Mutagenicity of 102 aliphatic and aromatic nitro compounds, industrial materials and related chemicals were tested by pre-incubation method using Salmonella typhimurium TA100 and TA98 strains with and without S9 mix. Escherichia coli WP2uvrA/pKM101 was also used in the mutagenicity assay of aliphatic nitro compounds. Four chemicals out of 8 aliphatic nitro compounds tested were mutagenic to TA100, TA98 and/or WP2 strains. Sixty-one out of 94 nitrobenzene derivatives were mutagenic to TA100 and/or TA98 strains. Thirty-seven chemicals among the 65 mutagens showed higher mutagenic activity than 1,000 rev./mg. The following 15 chemicals showed higher activity than 10,000 rev./mg: tetranitromethane, chloropicrin, 1,3,5-trinitrobenzene, 2,4-dinitrochlorobenzene, 2,3-dinitrophenol, 2,6-dinitroaniline, 3,5-dinitroaniline, 2-bromo-4,6-dinitroaniline, 2,4-dinitrofluorobenzene, p-nitrobenzylchloride, 3,5-dinitrobenzylchloride, p-nitrophenylhydrazine, 2,4-dinitrophenylhydrazine, 2,4-dinitrophenylthiocyanate and nitramine. Nitrobenzene was not mutagenic, but mono-substituted nitrobenzenes having-CH2Cl, -COCl, -NO2, -NH-NH2, -COOH, -OCH3, -NH2, -Br, -OH, -NH-NH2HCl, -OP(OC2H5)2S or -CHO group showed mutagenic. Introduction of-Cl, -CH3, -C2H5 or -SO3H group to nitrobenzene did not contribute to mutagenicity. Mutagenicity of dinitrobenzene was enhanced by the introduction of -F, -SCN, -NH2, -Cl, -CH2Cl, -NO2, -NH-NH2 or -COCl group, and suppressed by the introduction of -COOH or -CH3 group.
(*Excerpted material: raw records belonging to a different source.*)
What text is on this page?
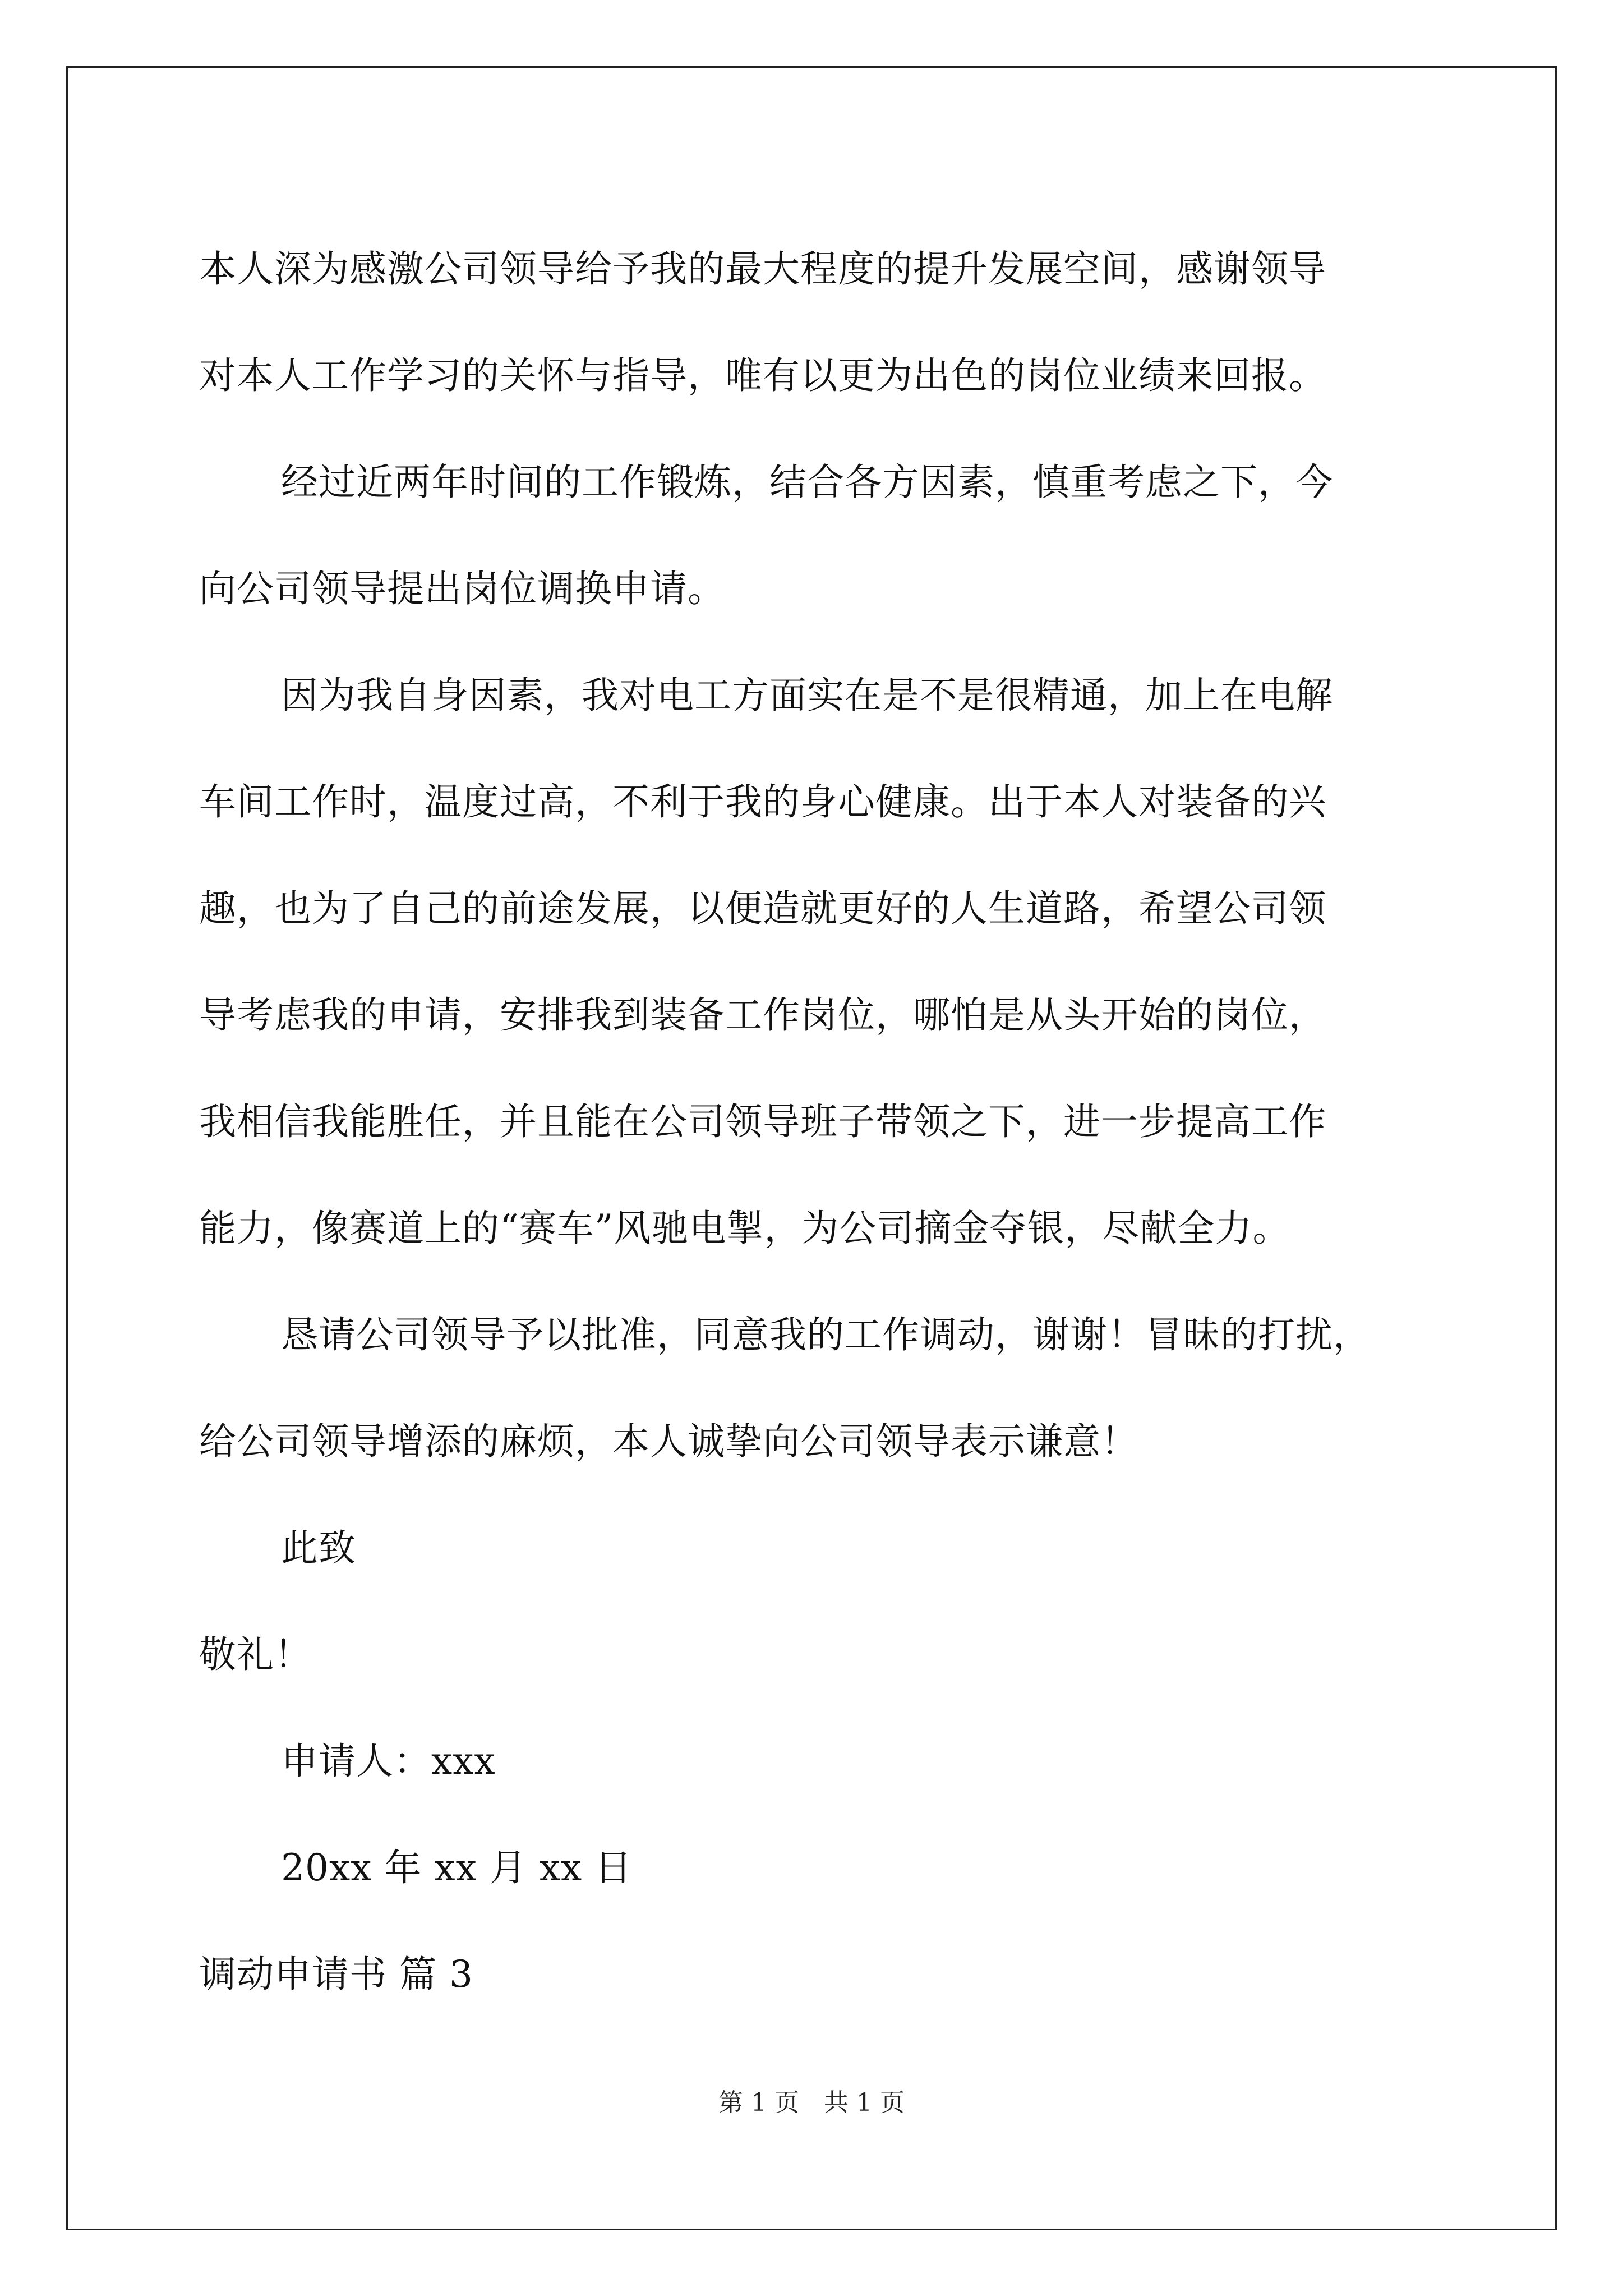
本人深为感激公司领导给予我的最大程度的提升发展空间，感谢领导
对本人工作学习的关怀与指导，唯有以更为出色的岗位业绩来回报。
经过近两年时间的工作锻炼，结合各方因素，慎重考虑之下，今
向公司领导提出岗位调换申请。
因为我自身因素，我对电工方面实在是不是很精通，加上在电解
车间工作时，温度过高，不利于我的身心健康。出于本人对装备的兴
趣，也为了自己的前途发展，以便造就更好的人生道路，希望公司领
导考虑我的申请，安排我到装备工作岗位，哪怕是从头开始的岗位，
我相信我能胜任，并且能在公司领导班子带领之下，进一步提高工作
能力，像赛道上的“赛车”风驰电掣，为公司摘金夺银，尽献全力。
恳请公司领导予以批准，同意我的工作调动，谢谢！冒昧的打扰，
给公司领导增添的麻烦，本人诚挚向公司领导表示谦意！
此致
敬礼！
申请人：xxx
20xx 年 xx 月 xx 日
调动申请书 篇 3
第 1 页　共 1 页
Twenty-three out of 45 chemicals for which "exposure limits" are established from the stand point of industrial hygiene in many countries in the world, were mutagenic to TA100, TA98 and/or WP2 strains. Furthermore, 42 out of 57 chemicals for which "exposure limits" are not established were also mutagenic. The following three carcinogens, that is, 2-nitropropane, 2,4-dinitrotoluene and 2,6-dinitrotoluene, were all mutagenic, but their mutagenic activity was weak. Many chemicals were found to have a stronger mutagenic activity and a chemical structure similar to carcinogenic dinitrotoluenes. This fact suggests the necessity of conducting carcinogenic assay of these chemicals.